ロンバルディックという言葉は、ロンバルディック キャピタルから来ており、これは中世の写本などで使われていた装飾的な大文字の一種です。

写本に描かれたロンバルディア文字の大文字
By Österreichische Nationalbibliothek, (Austrian National Library) - http://archiv.onb.ac.at:1801/webclient/StreamGate?folder_id=200&dvs=1519664610592~358, Public Domain, https://commons.wikimedia.org/w/index.php?curid=66823669


12. カジュアル スクリプト(Casual Scripts)

12. カジュアル スクリプト(Casual Scripts)
Image source: Myfonts

例:Brush Script, Freestyle script, Limehouse script, Nadianne

カジュアル スクリプトは、あたかも素早く書かれたかのようなカジュアルさを示唆するようにデザインされています。この書体では、ブラシを使って書かれたようなデザインが多くあります。
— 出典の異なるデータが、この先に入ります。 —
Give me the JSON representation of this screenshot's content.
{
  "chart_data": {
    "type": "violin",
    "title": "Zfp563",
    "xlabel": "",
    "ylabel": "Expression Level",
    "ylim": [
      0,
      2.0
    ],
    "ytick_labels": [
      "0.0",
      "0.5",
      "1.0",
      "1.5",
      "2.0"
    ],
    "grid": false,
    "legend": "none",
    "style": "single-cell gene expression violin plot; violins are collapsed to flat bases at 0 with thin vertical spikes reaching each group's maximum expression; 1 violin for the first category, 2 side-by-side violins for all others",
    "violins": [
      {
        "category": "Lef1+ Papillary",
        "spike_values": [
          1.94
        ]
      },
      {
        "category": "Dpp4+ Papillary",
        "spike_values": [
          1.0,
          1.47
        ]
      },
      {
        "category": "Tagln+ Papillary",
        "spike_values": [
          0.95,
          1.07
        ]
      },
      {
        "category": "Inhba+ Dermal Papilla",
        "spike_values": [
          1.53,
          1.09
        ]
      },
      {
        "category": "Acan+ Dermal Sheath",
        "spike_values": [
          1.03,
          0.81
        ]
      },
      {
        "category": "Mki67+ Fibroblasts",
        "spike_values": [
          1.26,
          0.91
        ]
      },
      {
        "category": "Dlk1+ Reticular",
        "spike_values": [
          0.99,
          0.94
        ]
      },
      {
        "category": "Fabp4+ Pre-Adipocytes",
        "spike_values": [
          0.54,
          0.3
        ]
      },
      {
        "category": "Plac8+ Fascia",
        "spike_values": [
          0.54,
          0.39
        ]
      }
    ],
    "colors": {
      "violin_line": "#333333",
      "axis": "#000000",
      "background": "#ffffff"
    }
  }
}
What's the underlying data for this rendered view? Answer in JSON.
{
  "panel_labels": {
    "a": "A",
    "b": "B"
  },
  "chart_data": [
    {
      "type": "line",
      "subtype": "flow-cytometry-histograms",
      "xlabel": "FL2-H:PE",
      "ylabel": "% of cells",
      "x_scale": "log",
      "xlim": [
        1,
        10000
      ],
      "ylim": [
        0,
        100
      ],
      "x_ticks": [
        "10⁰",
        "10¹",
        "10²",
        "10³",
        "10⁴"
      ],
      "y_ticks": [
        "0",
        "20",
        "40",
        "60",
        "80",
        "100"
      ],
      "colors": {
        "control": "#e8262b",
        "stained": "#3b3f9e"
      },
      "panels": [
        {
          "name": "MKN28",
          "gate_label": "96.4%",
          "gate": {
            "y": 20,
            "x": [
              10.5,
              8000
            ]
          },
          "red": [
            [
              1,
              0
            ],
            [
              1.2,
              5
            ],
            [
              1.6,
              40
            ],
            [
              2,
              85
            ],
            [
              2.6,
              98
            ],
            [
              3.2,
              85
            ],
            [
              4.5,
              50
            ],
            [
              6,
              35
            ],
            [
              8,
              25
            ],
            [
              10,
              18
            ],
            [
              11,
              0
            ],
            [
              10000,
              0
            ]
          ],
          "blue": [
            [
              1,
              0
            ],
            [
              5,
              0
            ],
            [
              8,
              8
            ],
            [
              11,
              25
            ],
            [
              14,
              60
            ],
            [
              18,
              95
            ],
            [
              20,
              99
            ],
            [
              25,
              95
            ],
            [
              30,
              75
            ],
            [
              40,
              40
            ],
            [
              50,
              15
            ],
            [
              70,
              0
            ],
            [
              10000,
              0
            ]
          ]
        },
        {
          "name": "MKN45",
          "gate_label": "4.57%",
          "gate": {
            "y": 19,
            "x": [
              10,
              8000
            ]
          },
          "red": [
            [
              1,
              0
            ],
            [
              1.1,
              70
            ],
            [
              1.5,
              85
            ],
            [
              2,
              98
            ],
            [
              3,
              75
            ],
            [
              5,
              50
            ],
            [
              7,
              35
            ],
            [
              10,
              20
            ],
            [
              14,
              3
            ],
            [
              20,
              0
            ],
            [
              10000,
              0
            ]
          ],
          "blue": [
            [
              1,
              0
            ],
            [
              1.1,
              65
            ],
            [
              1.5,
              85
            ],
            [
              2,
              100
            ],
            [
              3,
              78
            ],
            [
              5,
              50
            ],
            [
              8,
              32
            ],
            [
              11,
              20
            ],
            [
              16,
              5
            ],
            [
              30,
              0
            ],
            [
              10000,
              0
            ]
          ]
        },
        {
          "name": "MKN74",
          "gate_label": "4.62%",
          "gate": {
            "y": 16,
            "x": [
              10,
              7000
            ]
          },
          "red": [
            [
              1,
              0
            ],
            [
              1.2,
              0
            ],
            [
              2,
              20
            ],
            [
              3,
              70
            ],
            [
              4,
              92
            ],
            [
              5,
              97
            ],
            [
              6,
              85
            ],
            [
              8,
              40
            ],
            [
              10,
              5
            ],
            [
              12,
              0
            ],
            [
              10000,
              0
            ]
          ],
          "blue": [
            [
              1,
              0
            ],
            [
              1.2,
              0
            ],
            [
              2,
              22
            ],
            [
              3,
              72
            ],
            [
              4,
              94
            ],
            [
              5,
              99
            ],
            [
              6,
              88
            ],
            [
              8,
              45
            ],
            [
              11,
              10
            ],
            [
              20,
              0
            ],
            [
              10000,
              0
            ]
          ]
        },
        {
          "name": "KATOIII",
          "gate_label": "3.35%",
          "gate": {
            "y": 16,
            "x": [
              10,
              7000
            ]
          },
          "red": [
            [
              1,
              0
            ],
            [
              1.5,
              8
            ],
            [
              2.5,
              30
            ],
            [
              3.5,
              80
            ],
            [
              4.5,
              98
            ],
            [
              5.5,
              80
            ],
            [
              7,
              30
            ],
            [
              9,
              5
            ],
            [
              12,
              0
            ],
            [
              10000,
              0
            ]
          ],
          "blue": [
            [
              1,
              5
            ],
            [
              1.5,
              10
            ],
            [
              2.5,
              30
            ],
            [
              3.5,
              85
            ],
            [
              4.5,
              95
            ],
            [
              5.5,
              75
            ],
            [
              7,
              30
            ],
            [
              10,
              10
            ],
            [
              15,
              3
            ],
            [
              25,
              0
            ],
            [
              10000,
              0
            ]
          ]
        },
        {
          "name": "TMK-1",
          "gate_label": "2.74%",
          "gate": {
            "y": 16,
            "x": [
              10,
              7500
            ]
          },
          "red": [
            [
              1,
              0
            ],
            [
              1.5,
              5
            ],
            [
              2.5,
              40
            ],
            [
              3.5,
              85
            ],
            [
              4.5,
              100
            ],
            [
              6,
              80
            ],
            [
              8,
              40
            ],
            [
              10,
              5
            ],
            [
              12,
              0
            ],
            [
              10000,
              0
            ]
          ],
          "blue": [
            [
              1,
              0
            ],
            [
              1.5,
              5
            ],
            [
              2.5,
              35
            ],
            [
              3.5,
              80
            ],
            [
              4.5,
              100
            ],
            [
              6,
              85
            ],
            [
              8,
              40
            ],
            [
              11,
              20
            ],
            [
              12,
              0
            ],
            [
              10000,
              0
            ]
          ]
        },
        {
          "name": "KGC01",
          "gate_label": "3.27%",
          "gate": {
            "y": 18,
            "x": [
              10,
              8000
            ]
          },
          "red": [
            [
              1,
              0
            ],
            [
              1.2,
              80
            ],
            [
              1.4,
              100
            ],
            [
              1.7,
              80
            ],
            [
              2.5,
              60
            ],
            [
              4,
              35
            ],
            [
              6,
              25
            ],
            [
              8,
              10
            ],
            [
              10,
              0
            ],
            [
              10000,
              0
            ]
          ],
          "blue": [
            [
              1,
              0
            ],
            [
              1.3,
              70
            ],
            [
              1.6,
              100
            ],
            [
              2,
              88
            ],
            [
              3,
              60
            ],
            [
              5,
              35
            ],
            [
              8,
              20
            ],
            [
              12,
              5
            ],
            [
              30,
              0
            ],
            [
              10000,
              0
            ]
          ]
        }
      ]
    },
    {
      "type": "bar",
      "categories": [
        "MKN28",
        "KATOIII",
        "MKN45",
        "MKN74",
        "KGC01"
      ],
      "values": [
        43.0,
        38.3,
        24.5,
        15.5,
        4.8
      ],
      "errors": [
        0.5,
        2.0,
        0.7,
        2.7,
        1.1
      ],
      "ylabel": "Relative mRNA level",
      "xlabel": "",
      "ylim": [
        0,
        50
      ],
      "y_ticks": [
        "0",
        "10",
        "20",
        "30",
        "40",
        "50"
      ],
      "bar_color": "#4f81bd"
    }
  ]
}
文字が次の文字につながっている場合もまた多くあります。


デコラティブ スタイル(Decorative Styles)

デコラティブ スタイル(Decorative Styles)
Image source: Myfonts

これは最も大きなカテゴリーであり、また最も多様なカテゴリーでもあります。 長い文章に使われることはほとんどありませんが、デコラティブ スタイルは看板や見出しなど、強いタイポグラフィの主張が求められる場面でよく使用されます。

デコラティブスタイルの書体は、タトゥーやグラフィティなど、文化の一面を反映したり、特定の精神状態や時代、テーマを想起させたりすることが多くあります。サイケデリックやグランジといったデザインは、流行り廃りが激しい。

デコラティブスタイルのなかには、独特で劇的な結果を得るために、型破りな文字の形やプロポーションを用いるものもあり、立体的なものもあったりします。

15. グランジ(Grange)
16. サイケデリック(Psychedelic)
17. グラフィティ(Graffiti)
※例は省略。


参照した記事の著者:アラン ヘイリー(Allan Haley)

アラン・ヘイリー氏は Monotype イメージングのワード&レターズ担当ディレクター。ヘイリー氏はMonotypeで書体デザインに関するあらゆる戦略的プランニングとクリエイティブな実装を担当しています。


まとめ

一般的には欧文書体の分類に詳しくなくても問題ありませんが、デザイナーなど書体を選ぶ必要がある方々には、検索したり、検討したりする際に、書体の分類を熟知していたほうが圧倒的に有利です。